The Dark Eyes of London aka The Human Monster – UK, 1939 – reviews

VCI Video is releasing a Collector’s Edition Blu-ray of The Human Monster (US title) restored in 2K on October 29, 2019.

Bonus features include:

  • Extensive Poster and Photo Gallery
  • Original U.S. Re-issue Theatrical Trailer
  • Archival Video ‘Intimate Interview with Bela Lugosi’
  • Liner Notes by film historian Patrick McCabe
  • Commentary Track by film historian, author and Bela Lugosi expert, Gary Don Rhodes
  • Commentary Track by film historian David del Valle and author, screenwriter and monster kid, Phoef Sutton

The Dark Eyes of London – aka The Human Monster – is a 1939 British horror feature film directed by Walter Summers from a screenplay co-written with Patrick Kirwan and John Argyle (as J.F. Argyle). Jan Van Lusil provided additional dialogue. It is an adaptation of the 1924 novel of the same name by Edgar Wallace. The movie stars Bela Lugosi, Hugh Williams and Greta Gynt.

Plot:

In London, philanthropist Dr Orloff (Bela Lugosi) volunteers his services at a home for blind men, which serves as a cover for his notorious exploits. On the side, Orloff runs an insurance company that offers loans to desperate, unattached men, whom he convinces to list him as a beneficiary.

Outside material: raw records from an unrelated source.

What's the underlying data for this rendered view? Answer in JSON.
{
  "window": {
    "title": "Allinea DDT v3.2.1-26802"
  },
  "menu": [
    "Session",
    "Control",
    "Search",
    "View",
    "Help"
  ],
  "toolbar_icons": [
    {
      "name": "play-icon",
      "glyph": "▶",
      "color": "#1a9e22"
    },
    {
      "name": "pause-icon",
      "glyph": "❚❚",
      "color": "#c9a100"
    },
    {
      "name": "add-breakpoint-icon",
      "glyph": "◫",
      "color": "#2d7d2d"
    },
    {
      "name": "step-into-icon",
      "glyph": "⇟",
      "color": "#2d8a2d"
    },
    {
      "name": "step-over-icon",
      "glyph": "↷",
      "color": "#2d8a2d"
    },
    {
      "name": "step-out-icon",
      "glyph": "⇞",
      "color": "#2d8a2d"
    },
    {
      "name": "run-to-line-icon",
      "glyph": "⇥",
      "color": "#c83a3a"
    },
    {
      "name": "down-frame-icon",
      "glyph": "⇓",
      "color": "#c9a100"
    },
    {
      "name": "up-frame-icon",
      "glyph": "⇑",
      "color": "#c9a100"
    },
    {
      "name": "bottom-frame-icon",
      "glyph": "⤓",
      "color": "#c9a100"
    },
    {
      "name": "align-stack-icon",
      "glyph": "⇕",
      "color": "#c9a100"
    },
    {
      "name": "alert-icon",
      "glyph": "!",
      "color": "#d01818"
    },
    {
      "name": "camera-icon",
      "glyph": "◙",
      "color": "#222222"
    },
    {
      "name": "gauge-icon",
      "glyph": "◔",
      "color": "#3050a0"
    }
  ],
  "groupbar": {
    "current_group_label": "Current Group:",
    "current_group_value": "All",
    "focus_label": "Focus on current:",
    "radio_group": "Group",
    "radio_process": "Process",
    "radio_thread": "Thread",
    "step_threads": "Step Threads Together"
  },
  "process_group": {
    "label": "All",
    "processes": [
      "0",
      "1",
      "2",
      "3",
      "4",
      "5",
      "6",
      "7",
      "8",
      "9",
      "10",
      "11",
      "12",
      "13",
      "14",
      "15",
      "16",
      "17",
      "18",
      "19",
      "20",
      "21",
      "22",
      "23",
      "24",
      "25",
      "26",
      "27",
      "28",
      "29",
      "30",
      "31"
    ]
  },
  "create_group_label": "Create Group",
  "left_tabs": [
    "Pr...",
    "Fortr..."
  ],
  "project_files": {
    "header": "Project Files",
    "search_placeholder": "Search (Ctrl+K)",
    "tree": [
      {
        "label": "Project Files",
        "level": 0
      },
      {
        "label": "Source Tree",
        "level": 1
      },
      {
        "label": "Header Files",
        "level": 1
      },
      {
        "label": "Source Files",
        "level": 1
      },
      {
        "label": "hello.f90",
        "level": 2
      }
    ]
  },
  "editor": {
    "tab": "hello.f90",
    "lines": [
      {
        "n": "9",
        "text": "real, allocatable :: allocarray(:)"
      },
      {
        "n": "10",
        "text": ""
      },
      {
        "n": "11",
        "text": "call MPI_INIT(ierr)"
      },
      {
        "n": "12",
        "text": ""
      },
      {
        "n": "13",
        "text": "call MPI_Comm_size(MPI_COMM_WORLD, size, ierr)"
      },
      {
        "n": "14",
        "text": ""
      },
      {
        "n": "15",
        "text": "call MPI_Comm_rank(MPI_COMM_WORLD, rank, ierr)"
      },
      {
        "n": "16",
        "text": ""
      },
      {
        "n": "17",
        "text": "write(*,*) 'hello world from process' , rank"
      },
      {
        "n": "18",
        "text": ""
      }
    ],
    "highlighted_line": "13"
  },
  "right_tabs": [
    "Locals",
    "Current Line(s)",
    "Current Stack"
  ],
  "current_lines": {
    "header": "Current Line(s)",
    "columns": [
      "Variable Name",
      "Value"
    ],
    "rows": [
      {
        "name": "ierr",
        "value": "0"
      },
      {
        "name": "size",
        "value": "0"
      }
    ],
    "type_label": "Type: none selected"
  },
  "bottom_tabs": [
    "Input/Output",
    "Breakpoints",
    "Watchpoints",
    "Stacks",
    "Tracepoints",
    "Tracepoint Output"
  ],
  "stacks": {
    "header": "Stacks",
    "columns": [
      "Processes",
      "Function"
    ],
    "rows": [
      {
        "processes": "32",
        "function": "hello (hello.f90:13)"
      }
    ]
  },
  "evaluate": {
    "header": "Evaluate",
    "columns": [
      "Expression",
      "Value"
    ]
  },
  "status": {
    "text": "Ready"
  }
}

With the aid of a blind man from the home, Orloff then coldly murders the men to collect the insurance. Although the police begin an investigation, Orloff brazenly continues the brutal killings…

Reviews:

“For a 75 minute B-movie that relishes its gruesome inventiveness, this is surprisingly effective and stands up well today, both as a detective yarn and a horror flick.” Hal C. F. Astell, Apocalypse Later

“The film carries its nationalistic credentials on its sleeve, using London as the backdrop for a series of murders committed near the River Thames. But the plot is still contrived in a way that introduces the American Lieutenant O’Reilly (Edmon Ryan) as early as possible, in an obvious nod to US audiences.” Paul Moody, BFI Screen Online

“This is quite an interesting mystery-thriller with strong horror overtones.” Dave Sindelar, Fantastic Movie Musings and Ramblings

“Bela Lugosi does his hammily contorted thing, glaring at people with eyes wide open and leaving thick pauses in the middle of sentences, even entire words. The sets are interesting, the dockland scenes convincing, leaving one unsure whether they are sets or real locations. However, The Dark Eyes of London never amounts to more than routine.” Richard Scheib, Moria

” …not only is Wilfred Walter more unglamorous than even Charles Laughton as the hunchback but is totally blind in the bargain. Consequently, his homicidal technique is the more deliberative and, so to speak, stately, giving the camera plenty of time to dwell with sadistic relish on the more recherché details of his method of doing his victims in.” B.R. Crisler, The New York Times, March 25, 1940

“There a few standout moments, including the scene where Lugosi (heartlessly) destroys the hearing of one his blind accomplices – so that the chap won’t be able to hear the questions posed by the police. But the best part of The Human Monster is its climactic end scene: dirty – but perfect! – justice.” The Terror Trap

” …weirdly atmospheric, with good use made of the Thames mudflats and a splendidly macabre denouement involving two blind henchmen…” Time Out Film Guide

“Lugosi turns in one of his best performances here, managing to underplay his role (unusual for him), thus balancing the more contrived moments in the script. Actor Wilfrid Walter, who plays Lugosi’s grotesque, blind assistant Jake, helped create the effective makeup for his character.” TV Guide

Cast and characters:

  • Bela Lugosi … Doctor Feodor Orloff
  • Hugh Williams … Detective Inspector Larry Holt
  • Greta Gynt … Diana Stuart – Sexton Blake and the Hooded Terror
  • Edmon Ryan … Lieutenant Patrick O’Reilly
  • Wilfred Walter … Jake
  • Alexander Field … Fred Grogan
  • O.B. Clarence … Professor John Dearborn (voice) (uncredited)
  • May Hallatt … Police Constable Griggs (uncredited)
  • Bryan Herbert … Police Sgt. Walsh (uncredited)
  • Arthur E. Owen … Dumb Lou (uncredited)
  • Charles Penrose … Morrison, an undercover detective (uncredited)
  • Gerald Pring … Henry Stuart (uncredited)
  • George Street … Commissioner, Scotland Yard (uncredited)
  • Julie Suedo … Orloff’s Secretary (uncredited)

Release:

Dark Eyes of London was released by Anglo Amalgamated Film Distributors in November 1939 in Britain and became the first British film to receive the “H” rating for “Horrific”.

H_cert

It was released in the USA in 1940 by Monogram Pictures as The Human Monster.